# LinkedIn Job Hunter (Anti-Algoritmo)

Este notebook busca vagas no LinkedIn usando o endpoint público `jobs-guest` e pagina automaticamente.

**Busca padrão**
- cargo: Analista de Dados
- localidade: Brasil
- modalidade: Remoto

**Saídas**
- Tabela com colunas: `cargo`, `empresa`, `publicada à`, `link da vaga no linkedin`
- Export para CSV


In [0]:
# Instala dependências se necessário
import importlib

pkgs_needed = ['requests', 'bs4', 'pandas', 'tqdm']
missing_pkgs = []
for pkg_name in pkgs_needed:
    try:
        importlib.import_module(pkg_name if pkg_name != 'bs4' else 'bs4')
    except Exception:
        missing_pkgs.append(pkg_name)

if len(missing_pkgs) > 0:
    print('Installing: ' + ', '.join(missing_pkgs))
    get_ipython().run_line_magic('pip', 'install ' + ' '.join(missing_pkgs))
else:
    print('All required packages already installed')


In [0]:
# Imports
import time as time_mod
import requests
import pandas as pd
from bs4 import BeautifulSoup
from tqdm.auto import tqdm


In [0]:
# Configurações da busca (adaptadas aos filtros do link fornecido)
# Link base (referência): https://www.linkedin.com/jobs/search/?currentJobId=4377411077&distance=25&f_TPR=r86400&f_WT=2&geoId=106057199&keywords=analista%20de%20dados&origin=JOB_SEARCH_PAGE_JOB_FILTER&refresh=true

query_role = 'analista de dados'

# geoId do LinkedIn (substitui location textual para bater com o filtro)
geo_id = '106057199' #BRASIL

# Remoto no LinkedIn costuma ser f_WT=2
workplace_type = '2' 

# f_TPR=r86400 = últimas 24 horas
time_posted_range = 'r86400' #r604800 ultima semana  

# distance=25 (nem sempre é respeitado no endpoint guest, mas enviamos o parâmetro)
distance_miles = '9999'

# Paginação
max_pages = 10
page_size = 50
sleep_s = 1.2
timeout_s = 360

base_url = 'https://www.linkedin.com/jobs-guest/jobs/api/seeMoreJobPostings/search'

headers_obj = {
    'User-Agent': 'Mozilla/5.0 (X11; Linux x86_64) AppleWebKit/537.36 (KHTML, like Gecko) Chrome/122.0.0.0 Safari/537.36',
    'Accept': 'text/html,application/xhtml+xml,application/xml;q=0.9,*/*;q=0.8',
    'Accept-Language': 'pt-BR,pt;q=0.9,en-US;q=0.8,en;q=0.7',
    'Connection': 'keep-alive'
}


In [0]:
# Filtro de cargo: manter somente vagas cujo título contenha termos alvo
import re

title_whitelist_terms = [
    'analista de dados',
    'data analyst'
]

title_whitelist_regex = re.compile('(' + '|'.join([re.escape(t) for t in title_whitelist_terms]) + ')', flags=re.IGNORECASE)
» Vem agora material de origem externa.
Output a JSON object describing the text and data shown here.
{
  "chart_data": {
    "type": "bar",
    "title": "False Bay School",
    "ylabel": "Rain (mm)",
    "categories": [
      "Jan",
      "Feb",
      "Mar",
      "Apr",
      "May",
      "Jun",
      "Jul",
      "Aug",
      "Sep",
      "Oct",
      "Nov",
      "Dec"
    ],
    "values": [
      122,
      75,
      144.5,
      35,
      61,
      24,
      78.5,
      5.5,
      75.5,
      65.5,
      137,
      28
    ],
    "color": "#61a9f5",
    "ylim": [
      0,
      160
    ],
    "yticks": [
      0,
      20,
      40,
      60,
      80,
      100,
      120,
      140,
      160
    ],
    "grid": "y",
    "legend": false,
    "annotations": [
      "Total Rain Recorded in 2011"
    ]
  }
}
def title_matches(title_txt):
    if title_txt is None:
        return False
    title_norm = str(title_txt).strip()
    if title_norm == '':
        return False
    return title_whitelist_regex.search(title_norm) is not None


In [0]:
# Funções de extração
def parse_job_cards(html_txt):
    soup_obj = BeautifulSoup(html_txt, 'html.parser')
    job_lis = soup_obj.select('li')

    rows_list = []
    for li_obj in job_lis:
        title_el = li_obj.select_one('h3.base-search-card__title')
        company_el = li_obj.select_one('h4.base-search-card__subtitle')
        time_el = li_obj.select_one('time')
        link_el = li_obj.select_one('a.base-card__full-link')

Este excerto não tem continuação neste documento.